Requirements for Minor
2013-2014 Academic Catalog to find course titles, numbers and descriptions. Requirements for a Minor in Psychology
At least five courses are required:
PSYCH1501 General Psychology
PSYCH3211 Theories of Personality
PSYCH2303 Child Psychology
Or PSYCH2304 Adulthood and Aging
PSYCH2203 Social Psychology
Or PSYCH2105 Cross-Cultural Psychology
PSYCH3210 Child Psychopathology
Or PSYCH3212 Adult Psychopathology
Or PSYCH3601 Counseling Theories and Techniques
Learning Goals + Outcomes
The psychology department’s Learning Goals are based in the Principles for Quality Undergraduate Psychology Programs, a report put out by the American Psychological Association, which “recognizes the importance of undergraduate education in advancing psychology as a science, promoting human welfare, and fostering students’ growth and development,” (
APA.org). Each goal is broadly articulated, with the recognition that the content, depth, and breadth of the course are dependent upon a number of factors (e.g., 1000–4000-level).
Knowledge and Critical Engagement in Psychology: Students will understand and can apply the major concepts, theoretical perspectives (biological, behavioral, cognitive, developmental, and social), empirical findings, and historical trends in psychology, as well as the APA Code of Ethics.
Research Methods in Psychology: Students will be able to engage in research design, sampling, data collection, data analysis and interpretation.
Information and Technological Literacy: Students will be proficient in the use of information and technology for many purposes relevant to the field of Psychology.
Communication Skills: Students will be proficient in written and oral communication in a variety of formats for educational and professional purposes.
Personal and Professional Development: Students will understand the links between personal and professional values, knowledge and skills, and aca- demic and career goals.

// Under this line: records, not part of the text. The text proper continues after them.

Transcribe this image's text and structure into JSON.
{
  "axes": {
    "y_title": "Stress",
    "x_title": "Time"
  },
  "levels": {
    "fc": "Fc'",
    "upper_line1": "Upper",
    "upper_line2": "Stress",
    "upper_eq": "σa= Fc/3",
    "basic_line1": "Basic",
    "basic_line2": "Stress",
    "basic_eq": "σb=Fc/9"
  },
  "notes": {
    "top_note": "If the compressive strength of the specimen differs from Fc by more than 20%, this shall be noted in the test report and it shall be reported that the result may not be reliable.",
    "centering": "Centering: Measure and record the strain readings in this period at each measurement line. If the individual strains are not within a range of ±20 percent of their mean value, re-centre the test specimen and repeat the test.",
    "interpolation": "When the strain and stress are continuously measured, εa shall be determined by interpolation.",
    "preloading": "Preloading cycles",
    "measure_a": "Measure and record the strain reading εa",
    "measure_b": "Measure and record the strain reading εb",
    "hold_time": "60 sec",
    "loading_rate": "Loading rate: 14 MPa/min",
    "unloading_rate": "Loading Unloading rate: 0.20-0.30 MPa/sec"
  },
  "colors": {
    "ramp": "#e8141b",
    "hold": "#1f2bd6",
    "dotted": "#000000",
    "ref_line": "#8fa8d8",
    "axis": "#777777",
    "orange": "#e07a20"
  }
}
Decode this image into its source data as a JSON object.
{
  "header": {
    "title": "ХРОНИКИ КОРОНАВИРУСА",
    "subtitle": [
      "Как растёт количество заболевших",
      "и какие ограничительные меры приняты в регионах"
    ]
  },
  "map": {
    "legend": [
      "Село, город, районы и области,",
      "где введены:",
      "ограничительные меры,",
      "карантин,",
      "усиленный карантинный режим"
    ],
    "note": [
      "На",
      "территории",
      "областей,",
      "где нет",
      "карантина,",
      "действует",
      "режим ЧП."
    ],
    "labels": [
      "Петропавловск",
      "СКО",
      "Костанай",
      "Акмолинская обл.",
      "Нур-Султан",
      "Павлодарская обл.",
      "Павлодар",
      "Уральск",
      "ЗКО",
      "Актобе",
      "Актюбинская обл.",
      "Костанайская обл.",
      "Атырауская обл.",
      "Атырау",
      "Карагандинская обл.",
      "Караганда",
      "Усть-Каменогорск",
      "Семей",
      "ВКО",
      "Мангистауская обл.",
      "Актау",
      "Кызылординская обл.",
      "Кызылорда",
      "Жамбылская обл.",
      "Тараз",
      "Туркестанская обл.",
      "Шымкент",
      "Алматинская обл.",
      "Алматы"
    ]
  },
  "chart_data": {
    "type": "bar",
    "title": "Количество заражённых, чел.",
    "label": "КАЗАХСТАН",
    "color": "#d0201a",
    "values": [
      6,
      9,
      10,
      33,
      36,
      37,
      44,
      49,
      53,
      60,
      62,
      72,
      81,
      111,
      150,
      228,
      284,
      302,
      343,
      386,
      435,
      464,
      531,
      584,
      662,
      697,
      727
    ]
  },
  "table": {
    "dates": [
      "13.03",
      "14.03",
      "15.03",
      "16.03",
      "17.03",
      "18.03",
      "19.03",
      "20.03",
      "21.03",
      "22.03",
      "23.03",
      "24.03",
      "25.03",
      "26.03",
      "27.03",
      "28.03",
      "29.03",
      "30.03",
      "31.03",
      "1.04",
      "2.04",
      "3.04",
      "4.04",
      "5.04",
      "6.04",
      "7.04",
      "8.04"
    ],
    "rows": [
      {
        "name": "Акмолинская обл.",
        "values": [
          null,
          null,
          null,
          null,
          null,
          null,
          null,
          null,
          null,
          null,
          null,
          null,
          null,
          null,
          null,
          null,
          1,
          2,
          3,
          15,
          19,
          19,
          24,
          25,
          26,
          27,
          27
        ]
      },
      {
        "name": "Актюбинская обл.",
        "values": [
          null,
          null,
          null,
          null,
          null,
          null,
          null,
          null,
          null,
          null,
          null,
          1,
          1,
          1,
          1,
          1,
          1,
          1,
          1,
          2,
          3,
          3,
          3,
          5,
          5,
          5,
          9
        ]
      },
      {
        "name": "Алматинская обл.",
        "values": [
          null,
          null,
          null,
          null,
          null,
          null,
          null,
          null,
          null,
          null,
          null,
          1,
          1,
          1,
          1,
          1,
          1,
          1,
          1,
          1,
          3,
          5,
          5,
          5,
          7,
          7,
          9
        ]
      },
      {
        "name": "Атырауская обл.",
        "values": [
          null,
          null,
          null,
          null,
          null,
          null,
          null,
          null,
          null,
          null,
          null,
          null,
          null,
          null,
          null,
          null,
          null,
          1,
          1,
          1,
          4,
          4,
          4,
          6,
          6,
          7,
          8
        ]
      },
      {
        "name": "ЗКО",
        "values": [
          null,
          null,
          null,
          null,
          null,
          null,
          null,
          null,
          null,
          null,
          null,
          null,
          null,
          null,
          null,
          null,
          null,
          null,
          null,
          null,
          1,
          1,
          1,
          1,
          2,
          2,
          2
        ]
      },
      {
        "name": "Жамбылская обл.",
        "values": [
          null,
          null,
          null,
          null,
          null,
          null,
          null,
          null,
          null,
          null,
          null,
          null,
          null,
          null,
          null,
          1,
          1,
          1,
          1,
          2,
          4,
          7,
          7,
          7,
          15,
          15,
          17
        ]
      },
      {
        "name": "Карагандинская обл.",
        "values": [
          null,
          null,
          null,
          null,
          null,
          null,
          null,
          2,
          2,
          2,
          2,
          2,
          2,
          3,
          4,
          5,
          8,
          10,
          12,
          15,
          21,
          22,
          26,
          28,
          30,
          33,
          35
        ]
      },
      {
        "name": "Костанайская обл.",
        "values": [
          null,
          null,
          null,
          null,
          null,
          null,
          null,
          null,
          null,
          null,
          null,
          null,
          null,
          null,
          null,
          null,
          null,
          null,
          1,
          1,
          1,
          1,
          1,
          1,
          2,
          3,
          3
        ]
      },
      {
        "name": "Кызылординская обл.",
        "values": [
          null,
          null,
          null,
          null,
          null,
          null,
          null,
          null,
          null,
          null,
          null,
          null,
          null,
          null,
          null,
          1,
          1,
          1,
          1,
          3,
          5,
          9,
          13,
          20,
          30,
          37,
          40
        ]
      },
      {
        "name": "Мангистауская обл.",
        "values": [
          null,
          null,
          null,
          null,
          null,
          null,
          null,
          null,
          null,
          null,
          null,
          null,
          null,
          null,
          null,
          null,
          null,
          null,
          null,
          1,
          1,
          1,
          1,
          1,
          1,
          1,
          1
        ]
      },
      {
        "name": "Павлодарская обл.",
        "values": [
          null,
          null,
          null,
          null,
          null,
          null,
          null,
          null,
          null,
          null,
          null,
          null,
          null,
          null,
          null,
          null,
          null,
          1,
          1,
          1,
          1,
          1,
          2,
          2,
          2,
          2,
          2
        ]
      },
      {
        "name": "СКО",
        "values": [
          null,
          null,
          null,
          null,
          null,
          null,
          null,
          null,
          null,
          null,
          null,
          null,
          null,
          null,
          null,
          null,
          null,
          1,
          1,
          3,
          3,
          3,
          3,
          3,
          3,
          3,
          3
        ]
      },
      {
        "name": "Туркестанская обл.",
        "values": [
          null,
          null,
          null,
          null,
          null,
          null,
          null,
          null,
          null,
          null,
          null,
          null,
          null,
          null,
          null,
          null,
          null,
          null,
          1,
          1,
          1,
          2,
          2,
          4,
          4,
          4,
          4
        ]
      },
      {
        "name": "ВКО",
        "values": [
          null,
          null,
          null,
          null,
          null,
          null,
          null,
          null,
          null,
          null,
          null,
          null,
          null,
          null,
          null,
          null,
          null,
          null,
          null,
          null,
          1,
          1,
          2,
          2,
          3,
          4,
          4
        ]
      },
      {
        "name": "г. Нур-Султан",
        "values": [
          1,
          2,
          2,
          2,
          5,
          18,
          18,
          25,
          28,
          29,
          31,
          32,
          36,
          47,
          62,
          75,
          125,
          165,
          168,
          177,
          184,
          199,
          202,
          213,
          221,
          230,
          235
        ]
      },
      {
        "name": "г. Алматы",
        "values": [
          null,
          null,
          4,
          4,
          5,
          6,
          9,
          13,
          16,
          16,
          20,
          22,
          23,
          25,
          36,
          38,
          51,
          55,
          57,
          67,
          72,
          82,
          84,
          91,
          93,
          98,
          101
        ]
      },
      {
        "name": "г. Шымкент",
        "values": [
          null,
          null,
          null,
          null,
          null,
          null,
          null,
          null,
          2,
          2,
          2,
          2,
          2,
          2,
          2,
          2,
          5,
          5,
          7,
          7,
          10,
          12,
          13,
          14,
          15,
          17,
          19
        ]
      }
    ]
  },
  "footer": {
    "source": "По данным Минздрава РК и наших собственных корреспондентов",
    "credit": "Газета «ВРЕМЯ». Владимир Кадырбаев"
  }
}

To further articulate how each goal is addressed within the Psychology program course structure, Student Learning Outcomes (SLOs) are articulated for each course that is part of the major and minor. Bloom’s taxonomy was used as a framework for distinguishing the level of skill or knowledge expected within the given course. These levels are: Remembering, Understanding, Applying, Analyzing, Evaluating and Creating. The student learning outcomes reflect both the Psychology program goals and the level of learning expected for each goal. The departmental goals and course-specific student learning outcomes are included in all course syllabi.